Crazy as all this is, it hardly matters from the cow side of the cow-calf relationship. In fact, the condition is generally considered desirable. After all, the World Wide Ranch is a real marketplace: one where cows compete for calves. Hey, what could be more natural?
The media, even online, are no help either. Business publications, both online and off, love to cover what I call “vendor sports”, in which customers are prizes for corporate trophy cases. That's why business writers often regard “owning” customers as a desirable thing. For example, in “Rim, Carriers Fight Over Digital Wallet”, from the March 18, 2011, Wall Street Journal, Phred Dvorak and Stuart Weinberg write, “RIM and carriers like Rogers Communications Inc. in Canada, and AT&T Inc. and T-Mobile in the U.S., disagree over exactly where on the phone the credentials should reside—and thus who will control the customers, revenue and applications that grow out of mobile payments.” The italics are mine.

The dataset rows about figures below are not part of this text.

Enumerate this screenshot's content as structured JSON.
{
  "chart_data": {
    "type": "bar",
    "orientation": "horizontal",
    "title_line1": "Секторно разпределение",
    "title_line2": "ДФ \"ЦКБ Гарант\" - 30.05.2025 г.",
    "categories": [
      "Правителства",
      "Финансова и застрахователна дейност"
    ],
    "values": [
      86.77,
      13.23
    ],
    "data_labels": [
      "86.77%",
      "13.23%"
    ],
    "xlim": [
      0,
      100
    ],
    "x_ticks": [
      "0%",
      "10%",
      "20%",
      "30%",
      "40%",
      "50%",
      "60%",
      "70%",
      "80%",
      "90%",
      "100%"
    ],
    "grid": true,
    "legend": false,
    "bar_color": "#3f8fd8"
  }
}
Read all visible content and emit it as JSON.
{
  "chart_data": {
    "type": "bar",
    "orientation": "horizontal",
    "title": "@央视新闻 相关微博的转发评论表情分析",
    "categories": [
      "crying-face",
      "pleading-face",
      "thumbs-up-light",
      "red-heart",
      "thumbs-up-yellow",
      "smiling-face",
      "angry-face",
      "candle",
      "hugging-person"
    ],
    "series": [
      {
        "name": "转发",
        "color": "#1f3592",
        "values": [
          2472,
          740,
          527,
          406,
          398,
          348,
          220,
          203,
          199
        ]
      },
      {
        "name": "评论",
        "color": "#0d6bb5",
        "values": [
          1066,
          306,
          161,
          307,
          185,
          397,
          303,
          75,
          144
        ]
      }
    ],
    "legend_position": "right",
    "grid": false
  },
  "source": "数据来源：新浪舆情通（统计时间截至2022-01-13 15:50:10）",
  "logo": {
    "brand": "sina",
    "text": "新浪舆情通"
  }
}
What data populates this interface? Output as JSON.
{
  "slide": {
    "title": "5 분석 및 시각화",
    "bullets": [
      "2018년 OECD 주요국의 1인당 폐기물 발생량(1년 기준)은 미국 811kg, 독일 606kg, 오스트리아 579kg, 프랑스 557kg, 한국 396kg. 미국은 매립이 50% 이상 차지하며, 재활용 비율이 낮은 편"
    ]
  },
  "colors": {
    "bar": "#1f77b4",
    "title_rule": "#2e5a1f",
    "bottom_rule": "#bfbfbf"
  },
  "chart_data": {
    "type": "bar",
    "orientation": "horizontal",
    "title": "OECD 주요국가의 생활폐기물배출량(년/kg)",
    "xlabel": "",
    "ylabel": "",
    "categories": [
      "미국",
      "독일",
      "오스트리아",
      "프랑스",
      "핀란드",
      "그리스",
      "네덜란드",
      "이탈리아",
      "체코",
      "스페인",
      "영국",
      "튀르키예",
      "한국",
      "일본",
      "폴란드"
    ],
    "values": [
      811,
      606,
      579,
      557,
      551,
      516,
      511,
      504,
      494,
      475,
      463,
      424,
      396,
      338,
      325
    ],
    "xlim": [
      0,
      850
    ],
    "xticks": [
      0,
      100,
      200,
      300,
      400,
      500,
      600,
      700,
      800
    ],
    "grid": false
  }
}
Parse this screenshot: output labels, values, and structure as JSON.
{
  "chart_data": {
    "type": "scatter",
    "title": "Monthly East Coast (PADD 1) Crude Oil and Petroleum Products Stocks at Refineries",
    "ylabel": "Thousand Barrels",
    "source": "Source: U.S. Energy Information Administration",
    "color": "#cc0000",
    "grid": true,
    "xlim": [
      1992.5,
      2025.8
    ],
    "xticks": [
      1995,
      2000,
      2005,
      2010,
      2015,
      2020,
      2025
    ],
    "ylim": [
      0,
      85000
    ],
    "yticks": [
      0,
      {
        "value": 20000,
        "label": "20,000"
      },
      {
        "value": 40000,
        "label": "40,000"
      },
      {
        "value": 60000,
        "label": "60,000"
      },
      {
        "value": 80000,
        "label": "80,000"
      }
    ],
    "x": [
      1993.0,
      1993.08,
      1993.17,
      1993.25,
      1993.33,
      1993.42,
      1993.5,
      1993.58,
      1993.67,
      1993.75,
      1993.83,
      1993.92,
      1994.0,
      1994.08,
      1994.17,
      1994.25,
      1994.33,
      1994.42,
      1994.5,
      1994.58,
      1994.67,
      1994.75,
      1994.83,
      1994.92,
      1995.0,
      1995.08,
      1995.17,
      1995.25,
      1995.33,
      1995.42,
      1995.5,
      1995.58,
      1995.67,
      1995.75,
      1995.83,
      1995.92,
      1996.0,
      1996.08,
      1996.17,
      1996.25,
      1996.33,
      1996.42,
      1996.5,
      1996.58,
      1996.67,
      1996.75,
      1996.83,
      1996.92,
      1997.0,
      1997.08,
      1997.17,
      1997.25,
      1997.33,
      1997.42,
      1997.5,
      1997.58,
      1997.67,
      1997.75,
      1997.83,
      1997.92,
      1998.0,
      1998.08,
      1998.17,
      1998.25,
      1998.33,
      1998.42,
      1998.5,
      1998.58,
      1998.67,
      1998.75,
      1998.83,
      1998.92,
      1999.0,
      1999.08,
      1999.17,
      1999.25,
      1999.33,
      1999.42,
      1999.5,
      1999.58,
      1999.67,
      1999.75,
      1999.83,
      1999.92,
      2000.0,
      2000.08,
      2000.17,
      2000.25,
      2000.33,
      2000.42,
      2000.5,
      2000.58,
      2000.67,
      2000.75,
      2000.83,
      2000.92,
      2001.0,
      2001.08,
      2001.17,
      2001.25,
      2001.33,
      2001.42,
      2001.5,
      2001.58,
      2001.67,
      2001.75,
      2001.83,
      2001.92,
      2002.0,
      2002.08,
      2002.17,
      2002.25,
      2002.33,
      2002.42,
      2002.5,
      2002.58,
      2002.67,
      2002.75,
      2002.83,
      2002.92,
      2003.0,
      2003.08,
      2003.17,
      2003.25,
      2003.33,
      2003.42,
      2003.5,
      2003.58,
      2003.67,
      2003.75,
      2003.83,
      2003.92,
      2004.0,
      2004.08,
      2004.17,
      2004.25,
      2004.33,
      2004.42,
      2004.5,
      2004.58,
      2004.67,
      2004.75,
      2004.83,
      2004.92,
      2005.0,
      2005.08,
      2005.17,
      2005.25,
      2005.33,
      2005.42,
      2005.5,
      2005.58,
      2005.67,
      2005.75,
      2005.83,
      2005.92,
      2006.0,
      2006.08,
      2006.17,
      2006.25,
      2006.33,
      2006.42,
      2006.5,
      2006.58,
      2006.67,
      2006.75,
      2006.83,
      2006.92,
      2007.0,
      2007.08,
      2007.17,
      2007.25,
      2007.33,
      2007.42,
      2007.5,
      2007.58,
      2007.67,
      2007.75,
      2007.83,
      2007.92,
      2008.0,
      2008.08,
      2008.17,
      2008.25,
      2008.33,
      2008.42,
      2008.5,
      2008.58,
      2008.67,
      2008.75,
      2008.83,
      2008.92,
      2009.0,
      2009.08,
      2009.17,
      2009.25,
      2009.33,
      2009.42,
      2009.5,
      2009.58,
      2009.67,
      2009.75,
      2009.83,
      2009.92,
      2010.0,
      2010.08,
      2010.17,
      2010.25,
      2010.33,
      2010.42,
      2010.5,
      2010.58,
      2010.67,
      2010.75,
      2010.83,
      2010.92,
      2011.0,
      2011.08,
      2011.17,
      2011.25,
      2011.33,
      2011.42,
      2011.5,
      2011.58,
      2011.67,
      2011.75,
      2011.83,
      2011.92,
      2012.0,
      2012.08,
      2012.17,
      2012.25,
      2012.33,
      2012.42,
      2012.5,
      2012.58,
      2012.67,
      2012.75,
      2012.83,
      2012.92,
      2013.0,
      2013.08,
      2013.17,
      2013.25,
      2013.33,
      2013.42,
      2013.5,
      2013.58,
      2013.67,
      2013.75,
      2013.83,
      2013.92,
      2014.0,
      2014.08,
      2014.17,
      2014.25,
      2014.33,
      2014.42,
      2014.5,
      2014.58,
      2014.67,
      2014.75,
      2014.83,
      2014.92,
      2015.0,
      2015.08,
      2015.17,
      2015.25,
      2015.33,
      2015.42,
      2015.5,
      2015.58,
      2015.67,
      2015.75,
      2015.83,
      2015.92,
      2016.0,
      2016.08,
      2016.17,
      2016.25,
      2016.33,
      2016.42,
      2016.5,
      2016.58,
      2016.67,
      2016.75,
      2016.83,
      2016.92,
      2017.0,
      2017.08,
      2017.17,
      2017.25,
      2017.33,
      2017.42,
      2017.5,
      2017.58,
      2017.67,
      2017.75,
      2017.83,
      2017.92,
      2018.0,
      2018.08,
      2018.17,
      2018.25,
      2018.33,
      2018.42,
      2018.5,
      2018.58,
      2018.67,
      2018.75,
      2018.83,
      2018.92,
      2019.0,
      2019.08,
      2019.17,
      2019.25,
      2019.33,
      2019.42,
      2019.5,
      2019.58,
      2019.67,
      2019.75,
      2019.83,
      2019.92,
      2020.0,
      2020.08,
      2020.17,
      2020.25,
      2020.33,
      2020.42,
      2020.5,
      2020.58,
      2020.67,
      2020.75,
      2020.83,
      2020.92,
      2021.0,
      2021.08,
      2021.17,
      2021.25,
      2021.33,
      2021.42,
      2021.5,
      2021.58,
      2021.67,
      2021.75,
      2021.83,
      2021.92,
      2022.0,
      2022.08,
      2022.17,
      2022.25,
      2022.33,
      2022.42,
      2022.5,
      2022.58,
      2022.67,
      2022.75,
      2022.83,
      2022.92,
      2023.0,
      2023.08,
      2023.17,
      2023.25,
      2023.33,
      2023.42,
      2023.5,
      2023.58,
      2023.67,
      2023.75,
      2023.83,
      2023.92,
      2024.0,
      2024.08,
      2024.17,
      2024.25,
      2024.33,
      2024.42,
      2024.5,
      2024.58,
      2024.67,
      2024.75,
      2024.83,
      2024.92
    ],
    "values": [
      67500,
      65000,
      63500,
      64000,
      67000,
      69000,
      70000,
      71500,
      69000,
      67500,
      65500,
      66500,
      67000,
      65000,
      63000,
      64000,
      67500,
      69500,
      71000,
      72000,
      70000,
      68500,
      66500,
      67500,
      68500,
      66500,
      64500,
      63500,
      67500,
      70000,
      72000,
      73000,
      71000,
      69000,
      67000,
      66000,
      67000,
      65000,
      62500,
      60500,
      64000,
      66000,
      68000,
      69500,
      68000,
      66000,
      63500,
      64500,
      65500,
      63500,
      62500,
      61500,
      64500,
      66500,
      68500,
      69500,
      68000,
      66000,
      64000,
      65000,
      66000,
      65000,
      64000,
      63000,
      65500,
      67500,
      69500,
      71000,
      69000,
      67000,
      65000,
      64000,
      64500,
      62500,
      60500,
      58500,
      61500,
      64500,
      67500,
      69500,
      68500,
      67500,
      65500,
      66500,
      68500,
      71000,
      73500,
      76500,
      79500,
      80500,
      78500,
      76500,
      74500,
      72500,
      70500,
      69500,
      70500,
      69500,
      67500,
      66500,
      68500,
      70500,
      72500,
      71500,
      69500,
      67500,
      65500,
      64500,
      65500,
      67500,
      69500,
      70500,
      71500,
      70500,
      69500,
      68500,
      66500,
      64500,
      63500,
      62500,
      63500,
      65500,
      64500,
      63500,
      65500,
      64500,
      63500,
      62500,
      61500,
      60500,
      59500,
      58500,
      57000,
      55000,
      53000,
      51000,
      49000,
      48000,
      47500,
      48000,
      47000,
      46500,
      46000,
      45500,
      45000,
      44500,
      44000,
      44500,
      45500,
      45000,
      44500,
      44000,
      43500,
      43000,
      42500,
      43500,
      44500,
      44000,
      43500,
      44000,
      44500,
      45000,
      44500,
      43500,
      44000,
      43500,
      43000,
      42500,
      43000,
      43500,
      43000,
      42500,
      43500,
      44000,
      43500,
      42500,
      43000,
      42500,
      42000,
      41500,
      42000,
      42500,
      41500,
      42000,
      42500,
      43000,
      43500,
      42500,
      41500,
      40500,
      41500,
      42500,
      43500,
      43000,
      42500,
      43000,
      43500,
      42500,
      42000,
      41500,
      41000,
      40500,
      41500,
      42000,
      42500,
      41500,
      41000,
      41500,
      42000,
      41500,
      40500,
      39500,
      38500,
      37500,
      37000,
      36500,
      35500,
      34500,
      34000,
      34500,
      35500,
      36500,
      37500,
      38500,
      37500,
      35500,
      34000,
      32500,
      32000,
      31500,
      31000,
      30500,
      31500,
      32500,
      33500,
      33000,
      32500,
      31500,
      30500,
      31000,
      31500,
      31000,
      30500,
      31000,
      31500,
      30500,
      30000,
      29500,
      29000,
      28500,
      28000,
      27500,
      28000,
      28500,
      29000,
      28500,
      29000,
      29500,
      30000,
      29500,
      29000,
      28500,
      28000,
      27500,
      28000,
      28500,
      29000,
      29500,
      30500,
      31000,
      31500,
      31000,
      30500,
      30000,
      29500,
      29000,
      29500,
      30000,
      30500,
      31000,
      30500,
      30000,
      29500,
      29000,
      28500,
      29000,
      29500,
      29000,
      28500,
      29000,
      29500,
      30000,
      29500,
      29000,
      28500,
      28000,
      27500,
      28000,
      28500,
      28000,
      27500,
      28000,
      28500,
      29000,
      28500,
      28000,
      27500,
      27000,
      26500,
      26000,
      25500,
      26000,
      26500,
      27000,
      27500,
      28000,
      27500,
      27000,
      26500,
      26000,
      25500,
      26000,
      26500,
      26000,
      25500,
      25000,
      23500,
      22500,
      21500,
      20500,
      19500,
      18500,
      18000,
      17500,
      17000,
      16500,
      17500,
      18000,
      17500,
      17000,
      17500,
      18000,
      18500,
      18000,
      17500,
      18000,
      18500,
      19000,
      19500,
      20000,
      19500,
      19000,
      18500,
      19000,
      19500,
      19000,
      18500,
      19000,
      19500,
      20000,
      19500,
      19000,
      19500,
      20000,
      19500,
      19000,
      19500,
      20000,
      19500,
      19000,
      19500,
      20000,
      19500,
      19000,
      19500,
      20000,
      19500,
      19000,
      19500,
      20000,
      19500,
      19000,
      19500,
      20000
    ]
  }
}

In the dairy farm model of the marketplace, captive customers are more valuable than free ones. Since this has been an ethos of mass marketing for a century and a half, the milk-and-cookies system of customer control has proven appealing to businesses outside the online world as well as within it. As of today, both worlds are worse off for it as well.
For free markets to mean more than “your choice of captor”, we need new systems that operate on the principle that free customers are more valuable—to both sellers and themselves—than captive ones. Improving slavery does not make people free. We need full emancipation. That's the only way we'll get free markets worthy of the name.